Kompasiana adalah platform blog. Konten ini menjadi tanggung jawab bloger dan tidak mewakili pandangan redaksi Kompas.

Bagikan ide kreativitasmu dalam bentuk konten di Kompasiana | Sumber gambar: Freepik

Juni 2010 para agen, subagen, loper, dan pengecer media cetak harian, mingguan, dua mingguan dan bulanan heboh. Majalah Tempo yang seharusnya terbit hari itu tidak sampai ke tangan mereka. Selanjutnya, kehebohan menjalar ke pembeli, baik yang berlangganan maupun pembeli eceran nan rutin.

"Majalah Temponya mana?" "Habis Pak." "Masih pagi kok habis?" "Kabarnya diborong orang rambut cepak, Pak." "Mang ada berita apa?" Beritanya rekening gendut polisi." "Yah, penasaran saya. Tolong cariin, ya." "Dicari ke kantor polisi, Pak" Ga' ah! Takut." "Saya beli tiga kali harga bandrol." Sambil menggeleng, "Eh, Pak. Satu milyar itu berapa? Katanya, rekening gendutnya sampai puluhan milyar satu orang." "Nolnya sembilan." "Sejutanya berapa?" "1000 juta." "Hah! satu milyar seribu juta? Ini puluhan milyar. Ih! Gila bener kayanya."

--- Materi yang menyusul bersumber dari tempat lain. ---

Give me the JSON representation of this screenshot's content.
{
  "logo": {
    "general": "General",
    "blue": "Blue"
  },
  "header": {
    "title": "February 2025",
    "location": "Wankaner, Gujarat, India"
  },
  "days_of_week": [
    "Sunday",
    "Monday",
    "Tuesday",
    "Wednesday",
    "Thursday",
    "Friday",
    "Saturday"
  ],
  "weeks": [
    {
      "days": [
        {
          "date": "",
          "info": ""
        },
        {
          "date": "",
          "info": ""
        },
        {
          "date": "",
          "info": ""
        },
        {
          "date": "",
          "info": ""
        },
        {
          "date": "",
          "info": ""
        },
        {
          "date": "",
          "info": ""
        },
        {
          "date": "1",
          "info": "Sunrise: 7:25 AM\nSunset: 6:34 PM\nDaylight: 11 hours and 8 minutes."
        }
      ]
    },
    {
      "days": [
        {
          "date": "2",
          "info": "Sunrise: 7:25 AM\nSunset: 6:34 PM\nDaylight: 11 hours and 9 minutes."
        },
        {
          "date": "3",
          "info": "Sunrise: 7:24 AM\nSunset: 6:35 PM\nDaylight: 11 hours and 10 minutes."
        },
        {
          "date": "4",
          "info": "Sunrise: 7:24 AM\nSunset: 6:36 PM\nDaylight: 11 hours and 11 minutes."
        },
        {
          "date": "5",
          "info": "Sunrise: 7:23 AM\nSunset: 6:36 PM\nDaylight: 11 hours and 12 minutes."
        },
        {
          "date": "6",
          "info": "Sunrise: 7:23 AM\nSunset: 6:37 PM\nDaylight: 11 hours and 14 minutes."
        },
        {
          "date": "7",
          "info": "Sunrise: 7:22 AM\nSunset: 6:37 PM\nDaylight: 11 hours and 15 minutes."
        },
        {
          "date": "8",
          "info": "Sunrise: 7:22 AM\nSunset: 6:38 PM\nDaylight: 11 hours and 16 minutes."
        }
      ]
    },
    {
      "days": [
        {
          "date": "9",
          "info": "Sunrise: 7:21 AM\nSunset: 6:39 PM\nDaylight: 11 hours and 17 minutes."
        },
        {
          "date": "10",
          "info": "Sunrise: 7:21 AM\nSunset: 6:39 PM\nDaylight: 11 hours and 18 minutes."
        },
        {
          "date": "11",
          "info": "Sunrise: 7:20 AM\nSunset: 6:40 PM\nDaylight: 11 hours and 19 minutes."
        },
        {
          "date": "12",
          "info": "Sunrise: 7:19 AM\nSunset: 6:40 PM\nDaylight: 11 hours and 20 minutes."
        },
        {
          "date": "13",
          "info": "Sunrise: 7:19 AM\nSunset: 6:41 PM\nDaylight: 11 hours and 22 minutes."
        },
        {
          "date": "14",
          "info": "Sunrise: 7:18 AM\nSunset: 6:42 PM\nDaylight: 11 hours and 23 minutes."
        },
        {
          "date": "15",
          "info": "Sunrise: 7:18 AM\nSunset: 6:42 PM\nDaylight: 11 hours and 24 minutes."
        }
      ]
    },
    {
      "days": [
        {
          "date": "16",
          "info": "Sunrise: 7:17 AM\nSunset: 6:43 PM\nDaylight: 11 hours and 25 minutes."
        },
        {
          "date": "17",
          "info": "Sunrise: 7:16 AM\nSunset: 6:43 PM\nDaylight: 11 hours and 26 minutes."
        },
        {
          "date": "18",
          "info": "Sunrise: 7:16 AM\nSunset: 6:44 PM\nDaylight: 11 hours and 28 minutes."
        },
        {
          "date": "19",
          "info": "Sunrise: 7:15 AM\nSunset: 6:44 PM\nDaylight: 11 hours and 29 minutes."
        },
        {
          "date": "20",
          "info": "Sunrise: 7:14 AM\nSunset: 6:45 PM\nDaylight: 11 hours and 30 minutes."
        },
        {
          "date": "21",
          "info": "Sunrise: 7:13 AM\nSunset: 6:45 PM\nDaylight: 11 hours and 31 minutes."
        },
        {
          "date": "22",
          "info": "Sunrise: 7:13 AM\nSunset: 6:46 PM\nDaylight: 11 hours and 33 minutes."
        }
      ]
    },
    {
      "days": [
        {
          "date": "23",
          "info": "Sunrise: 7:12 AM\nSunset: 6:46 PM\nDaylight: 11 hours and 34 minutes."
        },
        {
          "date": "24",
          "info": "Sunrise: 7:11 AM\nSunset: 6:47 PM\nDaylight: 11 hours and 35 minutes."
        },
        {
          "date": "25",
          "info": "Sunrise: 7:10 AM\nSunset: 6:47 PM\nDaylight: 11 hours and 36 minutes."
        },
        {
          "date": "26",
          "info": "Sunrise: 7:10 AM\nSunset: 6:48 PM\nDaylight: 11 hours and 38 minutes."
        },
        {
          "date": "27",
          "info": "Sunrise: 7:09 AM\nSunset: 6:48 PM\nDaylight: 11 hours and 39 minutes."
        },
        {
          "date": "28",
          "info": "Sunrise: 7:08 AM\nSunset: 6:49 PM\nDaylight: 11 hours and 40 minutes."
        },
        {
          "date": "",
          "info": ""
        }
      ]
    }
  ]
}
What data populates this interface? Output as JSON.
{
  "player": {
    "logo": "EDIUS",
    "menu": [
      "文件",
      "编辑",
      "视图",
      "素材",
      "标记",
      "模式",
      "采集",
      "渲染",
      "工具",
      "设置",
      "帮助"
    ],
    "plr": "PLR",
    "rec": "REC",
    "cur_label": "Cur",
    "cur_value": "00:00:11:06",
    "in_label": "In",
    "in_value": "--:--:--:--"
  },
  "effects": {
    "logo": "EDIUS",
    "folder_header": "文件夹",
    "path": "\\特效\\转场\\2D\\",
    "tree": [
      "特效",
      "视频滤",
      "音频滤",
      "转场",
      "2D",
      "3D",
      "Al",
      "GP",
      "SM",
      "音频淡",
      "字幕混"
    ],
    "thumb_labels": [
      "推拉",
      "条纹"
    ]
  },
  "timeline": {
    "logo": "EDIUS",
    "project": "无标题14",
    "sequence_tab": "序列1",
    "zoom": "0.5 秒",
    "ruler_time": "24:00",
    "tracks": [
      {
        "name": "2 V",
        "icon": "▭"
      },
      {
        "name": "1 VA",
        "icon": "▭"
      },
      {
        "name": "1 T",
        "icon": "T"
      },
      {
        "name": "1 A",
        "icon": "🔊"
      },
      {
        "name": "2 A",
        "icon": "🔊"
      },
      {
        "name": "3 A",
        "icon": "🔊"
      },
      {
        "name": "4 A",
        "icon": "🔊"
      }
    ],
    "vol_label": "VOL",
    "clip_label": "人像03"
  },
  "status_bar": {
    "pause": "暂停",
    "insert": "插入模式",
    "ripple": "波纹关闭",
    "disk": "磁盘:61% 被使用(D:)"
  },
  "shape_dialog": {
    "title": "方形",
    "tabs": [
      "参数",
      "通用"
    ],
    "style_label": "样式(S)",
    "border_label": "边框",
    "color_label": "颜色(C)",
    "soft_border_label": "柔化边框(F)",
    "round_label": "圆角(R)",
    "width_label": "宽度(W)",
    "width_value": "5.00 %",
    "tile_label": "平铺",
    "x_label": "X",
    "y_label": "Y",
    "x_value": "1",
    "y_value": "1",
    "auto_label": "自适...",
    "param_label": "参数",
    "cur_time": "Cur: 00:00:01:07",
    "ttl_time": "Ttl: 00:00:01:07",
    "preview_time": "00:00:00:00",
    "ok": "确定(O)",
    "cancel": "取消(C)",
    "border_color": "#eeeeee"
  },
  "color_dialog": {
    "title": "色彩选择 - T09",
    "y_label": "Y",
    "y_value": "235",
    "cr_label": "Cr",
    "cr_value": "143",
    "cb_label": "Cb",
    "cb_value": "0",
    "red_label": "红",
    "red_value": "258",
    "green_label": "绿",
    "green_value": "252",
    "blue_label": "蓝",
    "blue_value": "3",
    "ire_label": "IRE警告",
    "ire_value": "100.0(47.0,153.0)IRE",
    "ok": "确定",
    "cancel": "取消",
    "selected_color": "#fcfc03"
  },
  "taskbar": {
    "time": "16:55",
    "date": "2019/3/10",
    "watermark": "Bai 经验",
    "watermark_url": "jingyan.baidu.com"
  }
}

Seribu tanya berkecamuk di kepala pembaca. Benarkah? Selanjutnya kehebohan di atas dibahas di media cetak dan televisi. Dengan diberitakan di televisi yang siarannya menjangkau pelosok negeri, beritanya menjadi berita nasional. Rakyat menjadi tahu dan penasaran mengikutinya. Apalagi, beritanya menjadi tambah seru karena kantor majalah Tempo mendapat kiriman bom molotov dan Tama Satrya Langkun, aktivis Indonesia Corroption Watch yang menelusuri rekening gendut mendapat serangan benda tajam oleh orang tak dikenal.

Siapa saja pemilik rekening gendut itu? Sekitar 21 perwira polisi. Salah satunya Budi Gunawan. Diduga ia melalui rekening anaknya mendapat aliran uang 1.5 dari perusahaan properti PT Malindo Lintas Pratama pada bulan November 2006. Selain itu juga menampung aliran 10 milyar dari PT Sumber Jaya Indah. Totalnya diduga 54 milyar, mungkin tidak hanya dari dua perusahaan di atas. Untuk meredam rumor tersebut, BG diperiksa di Bareskrim polri. Dan pada tanggal 20 Oktober 2010 Bareskrim mengeluarkan surat untuk meng-clear-kan rekening BG. Isinya, lalu lintas keuangan BG dianggap wajar. Pada episode ini rakyat Indonesia tidak memercayainya, tetapi dalam diam. Masak sih wajar? Kalau wajar, mengapa PPATK menandainya? Mengapa KPK tidak menindaklanjuti? Beribu tanya menggelayuti pikiran mereka.

Pada posisi ini, seharusnya Presiden Jokowi sehati dengan rakyat. Inilah kesalahan beliau yang sangat vatal jelang 100 hari masa pemerintahannya. Bapak Presiden diduga lebih berpihak kepada partai pengusungnya. Tanpa mempertimbangkan rekam jejak BG, Jokowi menetapkan BG jadi cakapolri. Dengan cepat KPK bertindak, BG ditetapkan sebagai tersangka tindak pidana korupsi. Rakyat merespon KPK dengan nafas lega. Harapan rakyat, Presiden Jokowi menarik kembali surat pencalonan BG yang sudah terlanjur dikirim ke DPR. Ternyata, Jokowi membiarkan proses pencalonan berjalan. DPR melakukan fit and proper test terhadap BG. Dan aneh bin ajaib, BG memenuhi syarat dan diloloskan sebagai kapolri oleh DPR. Baik Presiden dan DPR berlandaskan pada surat yang dikeluarkan oleh bareskrim yang sudah disetujui oleh kompolnas bahwa BG bersih.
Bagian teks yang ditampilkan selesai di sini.